Es ist klar, dass die Kreolsprachen der Karibik (und darüber hinaus die des Atlantiks, inklusive Guyana, Französisch-Guyana und Surinam in Südamerika, Georgia und South Carolina in Nordamerika, Sierra Leone und Nigeria in Westafrika) einer Sprachfamilie angehören. Sie bilden miteinander verbundene Identitäten und historische Erfahrungen aus einer Zeit ab, als die Karibik das Zentrum der globalen ökonomischen Entwicklung war. 

Als die europäischen Machtzentren sich im 18. und 19. Jahrhundert im Indischen und Pazifischen Ozean ausdehnten, nutzten sie die Karibik als Modell, um Plantagen-Kolonien zu errichten. Menschen und Sprachen aus der Karibik und dem Atlantik wurden an neue Orte verpflanzt mit dem Ergebnis, dass Kreolsprachen aus dem indischen und pazifischen Raum viele Merkmale mit denen vom Atlantik teilen.


Macht und Menschen

Das internationale politische System basiert auf der Idee, dass Staaten eine Nation bilden. Dieses Gefühl einer einheitlichen „Nation“ entstand wiederum durch Drucktechnologien, die die Entstehung von Nationalsprachen förderten. Bis vor wenigen Jahren war dieses System auf die Länder in Nordeuropa und Nordamerika konzentriert. In der Peripherie befinden sich die ehemals kolonisierten Staaten, die sogenannten Entwicklungsländer, darunter die Länder der Karibik.
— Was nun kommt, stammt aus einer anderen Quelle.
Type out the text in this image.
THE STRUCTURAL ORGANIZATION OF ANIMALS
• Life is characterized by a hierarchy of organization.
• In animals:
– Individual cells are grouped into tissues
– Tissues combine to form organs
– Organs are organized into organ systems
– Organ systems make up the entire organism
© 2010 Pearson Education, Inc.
Für offizielle Zwecke nutzen diese Länder noch immer die Sprachen der früheren Kolonialmächte – doch die Bevölkerung spricht meist nicht so. Dies ist der Fall in vielen ehemaligen Kolonialstaaten in Afrika, Asien und dem Pazifik. Die marginalisierten linguistischen, kulturellen und ethnischen Minderheiten in Europa und Nordamerika leben in einer ähnlichen Situation. 

In Jamaika hat die kulturelle Auseinandersetzung dazu geführt, dass das weitgehend nichtschriftliche Creole die Hauptsprache geworden ist, die die nationale Identität ausdrückt – innerhalb eines offiziellen Rahmens, der von Englisch dominiert wird. Das jamaikanische Creole breitet sich global vor allem durch Musik aus. Führende jamaikanische Künstlern sind auch international sehr bekannt (siehe Kasten). Ein Grund besteht sicherlich darin, dass Menschen in vielen anderen ehemaligen Kolonien – wie auch viele Minderheiten in Europa und Nordamerika – die gleichen sprachlichen Spannungen spüren wie jene in Jamaika.
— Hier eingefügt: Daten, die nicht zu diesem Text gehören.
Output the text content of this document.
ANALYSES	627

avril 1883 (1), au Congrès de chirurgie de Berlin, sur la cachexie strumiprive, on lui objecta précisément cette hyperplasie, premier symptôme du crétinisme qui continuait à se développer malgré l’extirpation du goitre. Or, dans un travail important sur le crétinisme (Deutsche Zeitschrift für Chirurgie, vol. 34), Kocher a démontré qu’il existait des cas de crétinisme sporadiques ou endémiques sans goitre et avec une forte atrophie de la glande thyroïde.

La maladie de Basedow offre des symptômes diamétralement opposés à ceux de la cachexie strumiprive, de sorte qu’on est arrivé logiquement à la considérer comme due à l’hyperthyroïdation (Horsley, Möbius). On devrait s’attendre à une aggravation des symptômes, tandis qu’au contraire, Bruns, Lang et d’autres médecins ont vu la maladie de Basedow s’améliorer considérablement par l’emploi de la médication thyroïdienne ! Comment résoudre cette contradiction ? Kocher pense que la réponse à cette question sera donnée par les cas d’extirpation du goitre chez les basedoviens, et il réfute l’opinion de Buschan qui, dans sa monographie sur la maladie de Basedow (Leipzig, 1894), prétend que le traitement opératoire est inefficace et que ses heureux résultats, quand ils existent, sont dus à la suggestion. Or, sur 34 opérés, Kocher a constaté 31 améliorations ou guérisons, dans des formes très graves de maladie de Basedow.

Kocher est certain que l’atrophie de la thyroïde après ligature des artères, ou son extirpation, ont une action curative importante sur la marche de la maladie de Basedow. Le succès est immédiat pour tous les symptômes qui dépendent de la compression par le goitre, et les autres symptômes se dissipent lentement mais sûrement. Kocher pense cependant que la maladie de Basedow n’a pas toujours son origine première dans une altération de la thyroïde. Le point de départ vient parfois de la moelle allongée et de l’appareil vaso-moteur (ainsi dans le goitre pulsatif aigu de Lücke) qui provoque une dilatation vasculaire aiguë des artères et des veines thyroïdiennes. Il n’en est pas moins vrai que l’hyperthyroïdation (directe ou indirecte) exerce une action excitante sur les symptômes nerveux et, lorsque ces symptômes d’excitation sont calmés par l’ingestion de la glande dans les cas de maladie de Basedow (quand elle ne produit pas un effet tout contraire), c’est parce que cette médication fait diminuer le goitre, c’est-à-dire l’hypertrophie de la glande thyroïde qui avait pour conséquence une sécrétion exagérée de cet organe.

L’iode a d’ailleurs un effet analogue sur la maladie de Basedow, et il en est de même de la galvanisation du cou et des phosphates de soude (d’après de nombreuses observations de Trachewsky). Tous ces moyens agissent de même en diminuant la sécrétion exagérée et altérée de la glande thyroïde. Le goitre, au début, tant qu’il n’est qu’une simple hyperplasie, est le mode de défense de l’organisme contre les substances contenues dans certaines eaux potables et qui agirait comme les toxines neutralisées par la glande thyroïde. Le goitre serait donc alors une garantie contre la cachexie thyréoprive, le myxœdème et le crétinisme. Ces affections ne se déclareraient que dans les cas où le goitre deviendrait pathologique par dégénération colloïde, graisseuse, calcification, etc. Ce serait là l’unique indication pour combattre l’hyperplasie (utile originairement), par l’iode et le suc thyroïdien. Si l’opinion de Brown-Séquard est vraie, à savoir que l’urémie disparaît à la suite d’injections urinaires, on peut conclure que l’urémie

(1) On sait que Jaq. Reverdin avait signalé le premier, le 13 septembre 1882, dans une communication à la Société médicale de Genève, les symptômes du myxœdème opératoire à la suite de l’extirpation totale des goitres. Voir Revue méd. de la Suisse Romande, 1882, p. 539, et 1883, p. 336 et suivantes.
Vor diesem Hintergrund konnte ­Jamaika die bittersüße Erfahrung eines ­lokalen Kampfes um Sprache globalisieren. Es geht darum, dass die nationale Identität auf der Sprache der Massen beruhen soll, also dem Creole. Englisch hingegen wird als Sprache der kolonialen Elite empfunden.


Hubert Devonish ist Professor für Linguistik an der University of the West Indies. Er unterrichtet am Mona-Campus der Universität in Kingston, Jamaika.